If a new player came into a cardroom for the first time, braving the outside after months of playing online and got sat at Kassouf’s table with the noise, the aggro, the bad atmosphere, arguments with players, arguments with the floor and one hand dealt every six minutes, I’m gonna say they’re not that likely to come back.
That’s not much good, is it?
There is always one player who has to take the rules to breaking point.
They will constantly say “I’m not breaking any rules”! They may even have it on a t-shirt.
They will be very comfortable with the room’s rule book, having read it alone in bed when socially tolerable people are fucking.
They are in no aspect interested in the integrity of the game, only finding potential angles for shooting.
They are dickheads and all TDs hate them.

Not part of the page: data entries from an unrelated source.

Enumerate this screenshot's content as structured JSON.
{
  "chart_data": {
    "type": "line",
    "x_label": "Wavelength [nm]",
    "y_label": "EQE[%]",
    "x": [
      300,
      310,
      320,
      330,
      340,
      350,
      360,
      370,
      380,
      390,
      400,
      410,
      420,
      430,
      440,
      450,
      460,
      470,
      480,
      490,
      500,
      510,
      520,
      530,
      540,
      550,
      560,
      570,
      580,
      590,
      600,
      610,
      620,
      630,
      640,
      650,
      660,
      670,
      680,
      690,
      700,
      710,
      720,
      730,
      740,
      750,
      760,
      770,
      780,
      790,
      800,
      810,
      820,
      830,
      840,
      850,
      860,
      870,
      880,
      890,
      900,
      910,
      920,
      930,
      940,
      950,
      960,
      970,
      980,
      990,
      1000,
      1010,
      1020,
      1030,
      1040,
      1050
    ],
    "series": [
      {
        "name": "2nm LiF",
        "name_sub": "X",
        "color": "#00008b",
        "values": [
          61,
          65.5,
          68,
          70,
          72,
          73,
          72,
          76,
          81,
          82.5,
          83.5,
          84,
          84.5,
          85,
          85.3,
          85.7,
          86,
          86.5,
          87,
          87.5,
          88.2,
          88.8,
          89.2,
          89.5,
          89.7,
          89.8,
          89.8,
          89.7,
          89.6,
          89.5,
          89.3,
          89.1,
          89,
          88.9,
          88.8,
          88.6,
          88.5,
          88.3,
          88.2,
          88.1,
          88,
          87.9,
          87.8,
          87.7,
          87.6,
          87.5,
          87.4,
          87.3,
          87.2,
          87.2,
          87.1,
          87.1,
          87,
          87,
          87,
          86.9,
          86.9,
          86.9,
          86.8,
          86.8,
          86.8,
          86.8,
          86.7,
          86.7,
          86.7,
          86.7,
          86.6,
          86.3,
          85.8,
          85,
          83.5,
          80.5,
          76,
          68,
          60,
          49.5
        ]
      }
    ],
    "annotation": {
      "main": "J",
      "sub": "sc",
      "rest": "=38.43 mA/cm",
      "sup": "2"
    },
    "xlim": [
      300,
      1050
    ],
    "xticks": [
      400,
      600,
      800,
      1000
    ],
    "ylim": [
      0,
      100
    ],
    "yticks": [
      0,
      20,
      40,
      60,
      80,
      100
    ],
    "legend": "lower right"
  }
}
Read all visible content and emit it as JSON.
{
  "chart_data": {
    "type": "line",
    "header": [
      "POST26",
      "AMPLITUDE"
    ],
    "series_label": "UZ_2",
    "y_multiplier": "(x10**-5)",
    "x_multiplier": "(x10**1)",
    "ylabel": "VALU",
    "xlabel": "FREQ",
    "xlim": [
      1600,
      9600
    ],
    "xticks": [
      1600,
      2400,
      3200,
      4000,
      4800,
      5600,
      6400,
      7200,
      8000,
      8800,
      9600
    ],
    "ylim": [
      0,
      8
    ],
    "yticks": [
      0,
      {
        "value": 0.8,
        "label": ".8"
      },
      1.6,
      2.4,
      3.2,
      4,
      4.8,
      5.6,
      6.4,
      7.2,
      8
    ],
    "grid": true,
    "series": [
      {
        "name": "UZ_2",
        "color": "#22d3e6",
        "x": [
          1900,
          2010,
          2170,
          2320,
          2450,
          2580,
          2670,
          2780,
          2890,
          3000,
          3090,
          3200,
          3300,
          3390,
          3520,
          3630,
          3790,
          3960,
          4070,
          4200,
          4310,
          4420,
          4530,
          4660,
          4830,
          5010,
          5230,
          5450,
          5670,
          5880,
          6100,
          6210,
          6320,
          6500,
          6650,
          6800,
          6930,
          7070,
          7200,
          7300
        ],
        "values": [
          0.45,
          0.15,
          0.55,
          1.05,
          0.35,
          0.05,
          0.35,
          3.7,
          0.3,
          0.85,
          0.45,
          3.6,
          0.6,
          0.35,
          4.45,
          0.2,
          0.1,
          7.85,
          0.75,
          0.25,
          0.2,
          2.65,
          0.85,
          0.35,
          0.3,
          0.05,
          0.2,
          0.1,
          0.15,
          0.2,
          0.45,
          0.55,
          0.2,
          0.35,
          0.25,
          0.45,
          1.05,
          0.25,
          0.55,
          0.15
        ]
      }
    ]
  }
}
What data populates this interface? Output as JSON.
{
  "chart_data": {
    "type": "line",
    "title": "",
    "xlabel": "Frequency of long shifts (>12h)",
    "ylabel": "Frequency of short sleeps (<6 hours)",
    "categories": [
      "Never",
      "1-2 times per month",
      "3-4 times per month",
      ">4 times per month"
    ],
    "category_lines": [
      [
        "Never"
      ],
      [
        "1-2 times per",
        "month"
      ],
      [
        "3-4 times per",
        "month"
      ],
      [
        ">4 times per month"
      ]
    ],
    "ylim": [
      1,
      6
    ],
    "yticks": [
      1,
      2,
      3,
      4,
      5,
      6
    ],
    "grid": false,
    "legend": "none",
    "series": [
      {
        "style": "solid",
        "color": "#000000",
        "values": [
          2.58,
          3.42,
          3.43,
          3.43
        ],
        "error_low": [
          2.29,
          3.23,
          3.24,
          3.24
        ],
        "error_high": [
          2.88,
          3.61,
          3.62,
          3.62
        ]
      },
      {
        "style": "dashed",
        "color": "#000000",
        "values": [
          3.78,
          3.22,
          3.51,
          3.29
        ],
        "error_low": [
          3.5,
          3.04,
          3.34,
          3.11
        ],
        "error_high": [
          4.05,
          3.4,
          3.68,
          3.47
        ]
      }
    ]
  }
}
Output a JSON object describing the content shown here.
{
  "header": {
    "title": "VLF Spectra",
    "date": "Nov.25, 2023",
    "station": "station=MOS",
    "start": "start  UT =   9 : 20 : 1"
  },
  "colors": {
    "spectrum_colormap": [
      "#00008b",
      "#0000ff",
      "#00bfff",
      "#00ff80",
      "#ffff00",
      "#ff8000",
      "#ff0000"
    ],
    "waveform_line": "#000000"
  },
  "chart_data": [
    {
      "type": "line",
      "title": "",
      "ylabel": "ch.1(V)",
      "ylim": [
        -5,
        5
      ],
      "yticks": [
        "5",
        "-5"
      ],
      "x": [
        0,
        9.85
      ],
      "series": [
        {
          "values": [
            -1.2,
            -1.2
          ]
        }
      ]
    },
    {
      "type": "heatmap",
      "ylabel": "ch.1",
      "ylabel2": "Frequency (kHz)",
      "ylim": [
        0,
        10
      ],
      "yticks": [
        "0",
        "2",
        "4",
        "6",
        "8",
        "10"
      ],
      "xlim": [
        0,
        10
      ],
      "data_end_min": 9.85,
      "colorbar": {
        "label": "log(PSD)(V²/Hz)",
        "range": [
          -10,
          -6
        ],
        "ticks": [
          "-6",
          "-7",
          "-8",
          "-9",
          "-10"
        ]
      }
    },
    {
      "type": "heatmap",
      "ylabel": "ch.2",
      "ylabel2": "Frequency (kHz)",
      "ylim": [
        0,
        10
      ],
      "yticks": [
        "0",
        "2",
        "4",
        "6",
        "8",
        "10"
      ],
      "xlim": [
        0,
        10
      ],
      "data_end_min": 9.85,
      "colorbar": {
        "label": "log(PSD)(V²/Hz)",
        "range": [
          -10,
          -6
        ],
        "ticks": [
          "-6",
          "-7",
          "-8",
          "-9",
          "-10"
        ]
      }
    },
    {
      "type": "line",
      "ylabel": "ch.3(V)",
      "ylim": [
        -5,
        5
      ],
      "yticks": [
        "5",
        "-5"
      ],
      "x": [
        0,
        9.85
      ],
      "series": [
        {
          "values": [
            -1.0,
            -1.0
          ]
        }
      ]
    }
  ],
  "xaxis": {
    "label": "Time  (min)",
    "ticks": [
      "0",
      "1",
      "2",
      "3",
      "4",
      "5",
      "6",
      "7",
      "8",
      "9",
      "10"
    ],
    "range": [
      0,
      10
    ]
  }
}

Kassouf rings my TD alarm bells straight away as “but I’m playing within the rules!” is a phrase he used multiple times during the WSOP and in interviews afterwards.
In the last cardroom I operated, there was no written rule that said “players may not shit on the carpet”, but be absolutely certain that had a player opened their bowels on my fire-resistant, double-pile threads, they’d have been DQ’d from that tourney, no warnings, no arguments, no refunds.
Jack Effel has come under fire for the way he handled Kassouf, but anyone who has worked as a TD will have to respect how calm Jack actually was.
When you have 100 players in your care, and there is one who is draining your energy and resources, compromising the experience of others and then pretending they’re totally innocent when you pull them on their behaviour, it makes you want to pick up a chair and smash them in the face.
That Jack issued a fair penalty and then took time later to talk to Kassouf makes him TD of The Universe in my eyes.
I’m not going to imagine a cardroom full of Kassoufs, because it would be the End of Days, but let’s imagine there’s enough Kassouf characters to have one on every table, what would that be like?
It would be like a closed cardroom, because business would be lost as genuine recreational players drop off through boredom of poker nerds arguing about rules whilst they waited to play hands.
In addition to the loss of business, there would be a massive spike in labour costs as (and this had to happen in WSOP2016 on Kassouf’s table) two or three floor staff will need to be at every table, monitoring clocks, penalties and player aggro.
More than one Kassouf per cardroom is not good for poker, if lots of players start copying Kassouf’s behaviour without his intelligence, (and thus even less discernible charm and humour) then the only noise louder than Kassouf’s voice will be the swansong of low-stakes live poker.
Overall, I do not think Kassouf is good for poker, not by himself, or as a template for others to model their poker room behaviour.
He’s not enough.
He’s not clever enough, he’s not funny enough, he’s not engaging enough, he’s not interesting enough; none of what he does is enough.
He’s got the right idea, let’s have more fun, let’s stop pretending poker is serious, let’s have a laugh when we play live, whatever our stakes!
Let’s have an actual laugh though, not just try to convince potential new players that poker has to be one socially inept guy making everyone else feel emotions on the negative spectrum, because it doesn’t, and we all know it.